Grandpa, give me joy in my days, in my work, in the labors of my life. Watch over me with pride, where you now live in the shining mountains of the world-without-end. Let my efforts be for good and beautiful endeavors, that I may make our people proud, our land a country of the rightful-hearted, softened by the gentle wisdom of elders and children, and toughened by the versant endurance of ages. May I always run to the roar of the night that is frightful, knowing that within what we fear is the fortitude we most desire. May my existence be a light and a blessing unto the beautiful Dark where I tread. Do not forget me, my ancestors! Sustain me, flame of origin! Remember we who yet way-find through our days in these human shapes, and keep us always in your affectionate embrace. So may it be.
A letter from my great grandmother Helen May Marcel Bellman to my great grandfather Earl Spencer Bellman, 1953
Am just beginning to realize that in less than 2 weeks Iʼll be home!
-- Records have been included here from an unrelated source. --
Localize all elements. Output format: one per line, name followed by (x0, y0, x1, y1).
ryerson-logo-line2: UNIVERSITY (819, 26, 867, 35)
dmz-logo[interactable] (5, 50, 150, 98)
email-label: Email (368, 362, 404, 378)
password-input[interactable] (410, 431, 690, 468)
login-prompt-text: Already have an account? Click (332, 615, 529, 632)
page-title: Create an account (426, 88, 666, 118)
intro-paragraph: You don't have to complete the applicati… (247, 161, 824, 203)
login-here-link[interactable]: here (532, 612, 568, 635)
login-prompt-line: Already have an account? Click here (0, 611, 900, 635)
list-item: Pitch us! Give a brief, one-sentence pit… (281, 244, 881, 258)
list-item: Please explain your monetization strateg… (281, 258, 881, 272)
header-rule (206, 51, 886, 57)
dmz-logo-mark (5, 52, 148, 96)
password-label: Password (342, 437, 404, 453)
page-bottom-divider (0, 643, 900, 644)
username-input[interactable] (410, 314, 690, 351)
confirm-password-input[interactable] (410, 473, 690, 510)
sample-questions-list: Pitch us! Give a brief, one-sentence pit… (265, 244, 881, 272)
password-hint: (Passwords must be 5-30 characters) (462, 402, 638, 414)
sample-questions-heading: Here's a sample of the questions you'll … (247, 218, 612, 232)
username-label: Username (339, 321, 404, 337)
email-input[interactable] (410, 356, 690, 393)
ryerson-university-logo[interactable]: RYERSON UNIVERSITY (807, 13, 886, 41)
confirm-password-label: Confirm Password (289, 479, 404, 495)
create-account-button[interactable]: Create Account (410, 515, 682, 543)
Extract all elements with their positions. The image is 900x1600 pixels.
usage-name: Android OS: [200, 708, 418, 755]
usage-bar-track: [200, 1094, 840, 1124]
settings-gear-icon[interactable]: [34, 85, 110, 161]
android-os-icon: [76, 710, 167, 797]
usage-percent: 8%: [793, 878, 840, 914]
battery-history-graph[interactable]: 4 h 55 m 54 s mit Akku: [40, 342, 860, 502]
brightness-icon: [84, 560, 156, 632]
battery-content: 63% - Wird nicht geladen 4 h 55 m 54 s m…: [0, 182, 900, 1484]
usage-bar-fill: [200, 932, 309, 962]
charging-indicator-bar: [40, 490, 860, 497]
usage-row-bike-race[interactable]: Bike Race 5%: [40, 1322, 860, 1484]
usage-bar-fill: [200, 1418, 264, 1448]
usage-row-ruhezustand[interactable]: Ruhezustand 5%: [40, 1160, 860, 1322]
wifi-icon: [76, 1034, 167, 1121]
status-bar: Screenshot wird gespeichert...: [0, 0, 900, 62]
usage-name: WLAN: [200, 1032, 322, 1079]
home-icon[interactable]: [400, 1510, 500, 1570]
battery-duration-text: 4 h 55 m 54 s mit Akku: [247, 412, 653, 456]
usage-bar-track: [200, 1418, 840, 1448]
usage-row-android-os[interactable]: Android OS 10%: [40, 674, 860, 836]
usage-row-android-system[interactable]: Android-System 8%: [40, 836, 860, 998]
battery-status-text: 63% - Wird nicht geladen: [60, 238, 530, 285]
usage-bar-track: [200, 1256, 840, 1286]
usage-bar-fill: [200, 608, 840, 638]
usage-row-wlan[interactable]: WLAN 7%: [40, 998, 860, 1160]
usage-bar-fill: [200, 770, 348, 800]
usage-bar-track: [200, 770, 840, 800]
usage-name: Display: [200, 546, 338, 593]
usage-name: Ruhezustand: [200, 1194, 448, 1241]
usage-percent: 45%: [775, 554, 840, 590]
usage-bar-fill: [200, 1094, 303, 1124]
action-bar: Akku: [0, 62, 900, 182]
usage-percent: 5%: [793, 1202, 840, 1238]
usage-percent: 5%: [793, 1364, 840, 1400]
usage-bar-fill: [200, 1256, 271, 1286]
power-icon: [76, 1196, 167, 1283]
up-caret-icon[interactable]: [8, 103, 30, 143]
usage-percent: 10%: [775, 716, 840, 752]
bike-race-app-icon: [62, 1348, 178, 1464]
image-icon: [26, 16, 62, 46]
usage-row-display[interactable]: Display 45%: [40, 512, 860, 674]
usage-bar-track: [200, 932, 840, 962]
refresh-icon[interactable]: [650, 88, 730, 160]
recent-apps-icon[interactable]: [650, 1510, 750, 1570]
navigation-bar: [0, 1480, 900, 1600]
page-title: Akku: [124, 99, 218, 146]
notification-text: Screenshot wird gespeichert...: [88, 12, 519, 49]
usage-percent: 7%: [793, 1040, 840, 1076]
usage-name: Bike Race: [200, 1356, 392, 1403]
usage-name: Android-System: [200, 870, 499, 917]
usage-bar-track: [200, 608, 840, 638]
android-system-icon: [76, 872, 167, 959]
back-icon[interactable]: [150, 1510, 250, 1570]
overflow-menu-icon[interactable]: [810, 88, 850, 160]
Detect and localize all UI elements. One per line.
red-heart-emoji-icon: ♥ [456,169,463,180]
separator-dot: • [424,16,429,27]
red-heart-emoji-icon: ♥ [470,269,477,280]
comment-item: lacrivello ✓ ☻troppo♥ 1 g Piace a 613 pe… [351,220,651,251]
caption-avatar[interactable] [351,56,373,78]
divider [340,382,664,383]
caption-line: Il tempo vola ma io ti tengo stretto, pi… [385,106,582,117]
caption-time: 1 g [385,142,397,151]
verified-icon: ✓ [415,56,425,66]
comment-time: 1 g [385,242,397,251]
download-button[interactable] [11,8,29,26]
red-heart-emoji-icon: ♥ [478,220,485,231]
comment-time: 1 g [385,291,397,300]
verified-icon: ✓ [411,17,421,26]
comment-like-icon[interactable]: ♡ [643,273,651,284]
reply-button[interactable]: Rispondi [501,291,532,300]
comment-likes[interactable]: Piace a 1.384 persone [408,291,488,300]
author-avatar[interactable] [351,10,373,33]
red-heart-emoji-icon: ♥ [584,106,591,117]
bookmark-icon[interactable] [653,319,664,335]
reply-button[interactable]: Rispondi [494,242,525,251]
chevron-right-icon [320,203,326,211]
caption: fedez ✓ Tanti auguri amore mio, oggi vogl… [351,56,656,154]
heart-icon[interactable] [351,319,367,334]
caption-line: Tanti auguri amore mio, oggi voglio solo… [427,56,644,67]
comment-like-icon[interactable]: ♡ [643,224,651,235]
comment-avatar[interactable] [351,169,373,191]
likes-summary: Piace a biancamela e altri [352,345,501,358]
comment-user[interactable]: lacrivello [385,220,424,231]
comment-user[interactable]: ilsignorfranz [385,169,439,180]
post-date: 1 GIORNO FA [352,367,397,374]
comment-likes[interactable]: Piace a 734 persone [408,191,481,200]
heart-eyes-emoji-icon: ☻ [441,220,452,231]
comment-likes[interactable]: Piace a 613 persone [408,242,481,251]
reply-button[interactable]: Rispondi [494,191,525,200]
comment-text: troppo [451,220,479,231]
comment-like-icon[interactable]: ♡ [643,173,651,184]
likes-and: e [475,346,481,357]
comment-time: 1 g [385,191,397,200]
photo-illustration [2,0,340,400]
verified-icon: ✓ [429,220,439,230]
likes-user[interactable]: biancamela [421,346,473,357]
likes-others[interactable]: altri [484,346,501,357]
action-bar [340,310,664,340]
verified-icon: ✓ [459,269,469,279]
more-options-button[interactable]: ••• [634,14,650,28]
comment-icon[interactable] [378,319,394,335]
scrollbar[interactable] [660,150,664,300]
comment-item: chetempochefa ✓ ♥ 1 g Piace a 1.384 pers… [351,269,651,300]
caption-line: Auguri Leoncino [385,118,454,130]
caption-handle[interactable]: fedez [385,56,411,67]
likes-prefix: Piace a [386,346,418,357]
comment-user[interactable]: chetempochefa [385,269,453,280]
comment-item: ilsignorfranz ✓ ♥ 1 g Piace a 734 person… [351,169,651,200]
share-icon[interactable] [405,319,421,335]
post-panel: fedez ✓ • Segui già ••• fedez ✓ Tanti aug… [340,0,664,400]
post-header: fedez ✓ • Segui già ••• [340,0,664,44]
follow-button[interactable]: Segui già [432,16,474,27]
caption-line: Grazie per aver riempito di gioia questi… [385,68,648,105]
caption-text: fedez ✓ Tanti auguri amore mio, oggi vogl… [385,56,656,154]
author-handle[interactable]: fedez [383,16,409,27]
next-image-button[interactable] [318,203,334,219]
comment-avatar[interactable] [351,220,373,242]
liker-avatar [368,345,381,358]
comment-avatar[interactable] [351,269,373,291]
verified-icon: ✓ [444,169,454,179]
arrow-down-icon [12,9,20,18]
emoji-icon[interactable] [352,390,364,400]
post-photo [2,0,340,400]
This has been a wonderful, wonderful experience, but rather wearing, and it will feel so good to be safe in your arms again!! Do you want to come to N.Y.C to meet me? Of course the 8 a.m. Sat. is only tentative, so be sure to check with RLM at Idlewild on time. If you like, we could go up to Hartford & stay over Sat. night and on home Sunday. Or if you donʼt want to come to N.Y. I could come on home on the train.
I did get the $33 Tissot watch for Shirley, & am wearing it a while to see if it keeps good time. Itʼs a plain gold-filled case, which I think sheʼll like. Got a darling little Hummel figure at Berchtesgaden. May get more here or when we go back to Germany. Got the 3 grandsons little Austrian beanies in Brusbrucla. Enjoyed your poetry and the “Daffodils”. It seems my absence makes you poetic. Maybe I should stay away longer (??) Seriously, I feel that Scotland would be just too much “icing on the cake” as Iʼm glad to be coming home the 28th.